Seconde place catégorie merveille : Luis Arpa Toribio

Ce jeune platax penné (Platax pinnatus) a été photographié dans une lumière tamisée, avec une vitesse d’obturation lente et un mouvement panoramique soigneusement dosé, afin de transmettre une sensation de mouvement et de tension. Les juvéniles de cette espèce sont reconnaissables à leur silhouette noire spectaculaire, bordée d’un orange éclatant — une parure éphémère qu’ils perdent en grandissant, au bout de quelques mois seulement. J’ai croisé cet individu vif et insaisissable dans les eaux tropicales du détroit de Lembeh, en Indonésie. Il m’a fallu patience et persévérance sur deux plongées successives pour parvenir à capturer cet instant : ces jeunes platax, farouches et toujours en alerte, s’élancent sans cesse vers les failles rocheuses à la moindre alerte, rendant chaque prise de vue particulièrement complexe.

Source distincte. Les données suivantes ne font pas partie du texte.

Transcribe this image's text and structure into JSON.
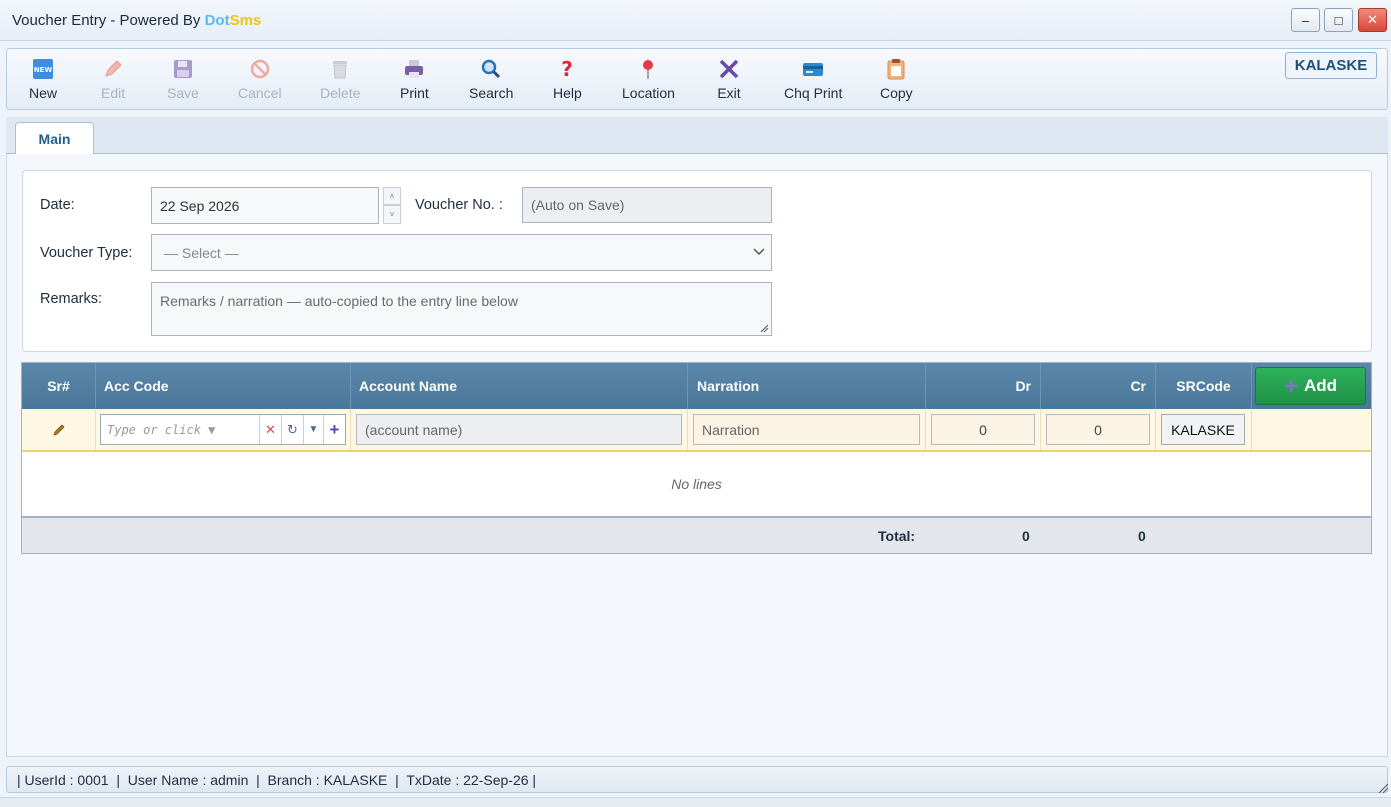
{
  "window": {
    "title_prefix": "Voucher Entry - Powered By ",
    "brand_dot": "Dot",
    "brand_sms": "Sms",
    "minimize": "–",
    "maximize": "□",
    "close": "✕"
  },
  "toolbar": {
    "items": [
      {
        "label": "New",
        "icon": "new-icon",
        "enabled": true
      },
      {
        "label": "Edit",
        "icon": "pencil-icon",
        "enabled": false
      },
      {
        "label": "Save",
        "icon": "floppy-icon",
        "enabled": false
      },
      {
        "label": "Cancel",
        "icon": "cancel-icon",
        "enabled": false
      },
      {
        "label": "Delete",
        "icon": "trash-icon",
        "enabled": false
      },
      {
        "label": "Print",
        "icon": "printer-icon",
        "enabled": true
      },
      {
        "label": "Search",
        "icon": "magnifier-icon",
        "enabled": true
      },
      {
        "label": "Help",
        "icon": "question-icon",
        "enabled": true
      },
      {
        "label": "Location",
        "icon": "pin-icon",
        "enabled": true
      },
      {
        "label": "Exit",
        "icon": "x-icon",
        "enabled": true
      },
      {
        "label": "Chq Print",
        "icon": "card-icon",
        "enabled": true
      },
      {
        "label": "Copy",
        "icon": "clipboard-icon",
        "enabled": true
      }
    ],
    "branch": "KALASKE"
  },
  "tabs": [
    {
      "label": "Main",
      "active": true
    }
  ],
  "form": {
    "date_label": "Date:",
    "date_value": "22 Sep 2026",
    "voucher_no_label": "Voucher No. :",
    "voucher_no_placeholder": "(Auto on Save)",
    "voucher_type_label": "Voucher Type:",
    "voucher_type_value": "— Select —",
    "remarks_label": "Remarks:",
    "remarks_placeholder": "Remarks / narration — auto-copied to the entry line below"
  },
  "grid": {
    "columns": {
      "sr": "Sr#",
      "acc_code": "Acc Code",
      "account_name": "Account Name",
      "narration": "Narration",
      "dr": "Dr",
      "cr": "Cr",
      "srcode": "SRCode"
    },
    "add_label": "Add",
    "entry": {
      "acc_code_placeholder": "Type or click ▼",
      "account_name_placeholder": "(account name)",
      "narration_placeholder": "Narration",
      "dr": "0",
      "cr": "0",
      "srcode": "KALASKE"
    },
    "empty_text": "No lines",
    "total_label": "Total:",
    "total_dr": "0",
    "total_cr": "0"
  },
  "status": {
    "text": "| UserId : 0001  |  User Name : admin  |  Branch : KALASKE  |  TxDate : 22-Sep-26 |"
  },
  "colors": {
    "header": "#4f7ca0",
    "add_button": "#22a04f",
    "entry_row": "#fdf7e3",
    "brand_dot": "#5cb8f2",
    "brand_sms": "#f0c419"
  }
}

Troisième place catégorie merveille : Steven Lopez

Capturée dans les Jardines de la Reina, à Cuba — un sanctuaire marin où les requins sont activement protégés — cette image révèle un requin de récif des Caraïbes glissant entre un groupe de requins soyeux évoluant près de la surface. En combinant une vitesse d’obturation lente avec l’éclair de flashs au moment précis où le requin effectuait une brusque rotation, le photographe a figé le mouvement en une traînée ondulante au-dessus de sa tête, baignée par les reflets dorés du soleil couchant. La richesse de la faune et la sérénité du comportement des requins dans ces eaux illustrent de manière éclatante la promesse d’un océan protégé, tel qu’il pourrait être ailleurs si des mesures similaires étaient mises en place.

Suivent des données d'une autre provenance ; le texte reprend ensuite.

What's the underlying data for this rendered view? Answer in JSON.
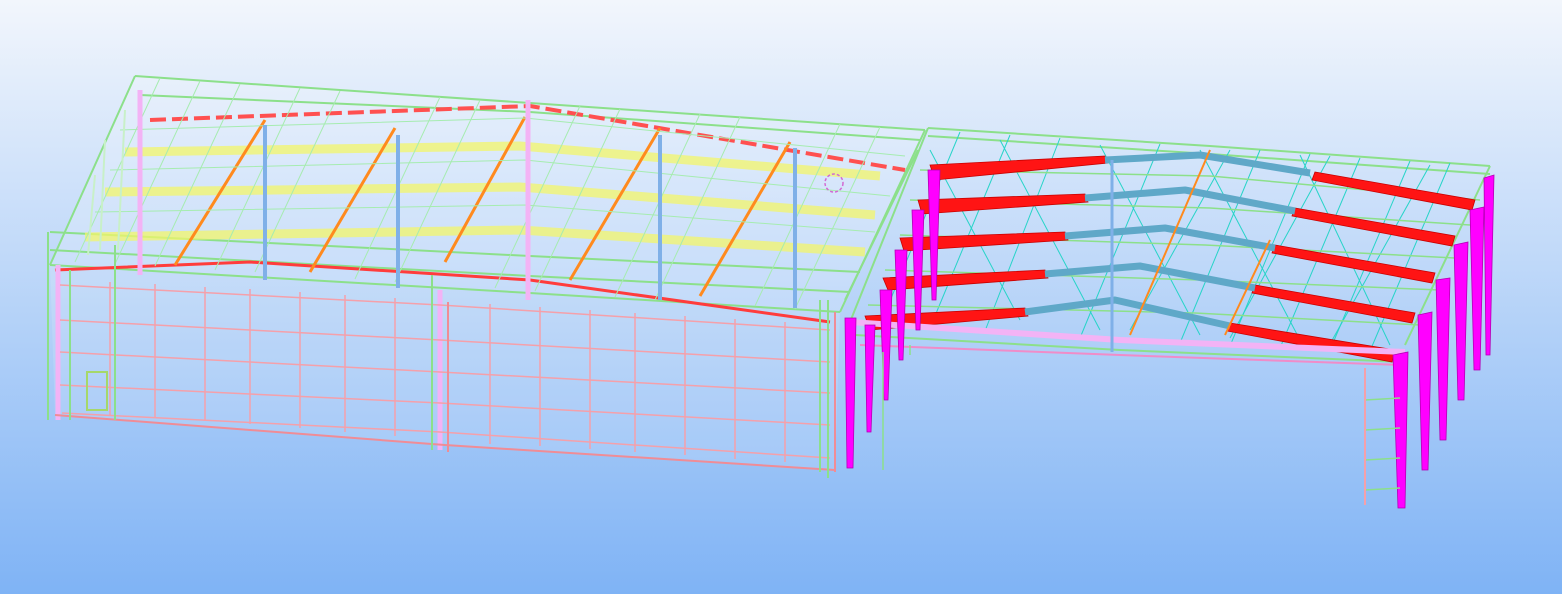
{
  "viewport": {
    "background_top": "#f2f6fc",
    "background_bottom": "#7fb3f5",
    "colors": {
      "column": "#ff00ff",
      "rafter_red": "#ff1414",
      "rafter_blue": "#5fa8c8",
      "purlin_yellow": "#f3f56a",
      "purlin_green": "#8ce08a",
      "bracing_cyan": "#27d4c8",
      "wall_pink": "#f5a0aa",
      "eave_orange": "#ff8a1e",
      "light_column": "#f3b3f5",
      "steel_blue": "#7fb0e8"
    }
  }
}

Première place catégorie visages sous-marins : Andrey Nosik

Cette image d’un Chirolophis japonicus a été réalisée en mer du Japon, à quelque 80 kilomètres au sud-ouest de Vladivostok, en Russie. J’ai découvert ce poisson orné vers 30 mètres de profondeur, abrité sous la poupe d’une épave. Curieusement, cette espèce ne manifeste aucune crainte face aux plongeurs – bien au contraire. Celui-ci semblait intrigué par ma présence, allant jusqu’à tenter de se poser sur le hublot de mon caisson photo, comme s’il cherchait à nouer un contact. Une rencontre inattendue, presque complice, dans l’obscurité silencieuse des fonds marins.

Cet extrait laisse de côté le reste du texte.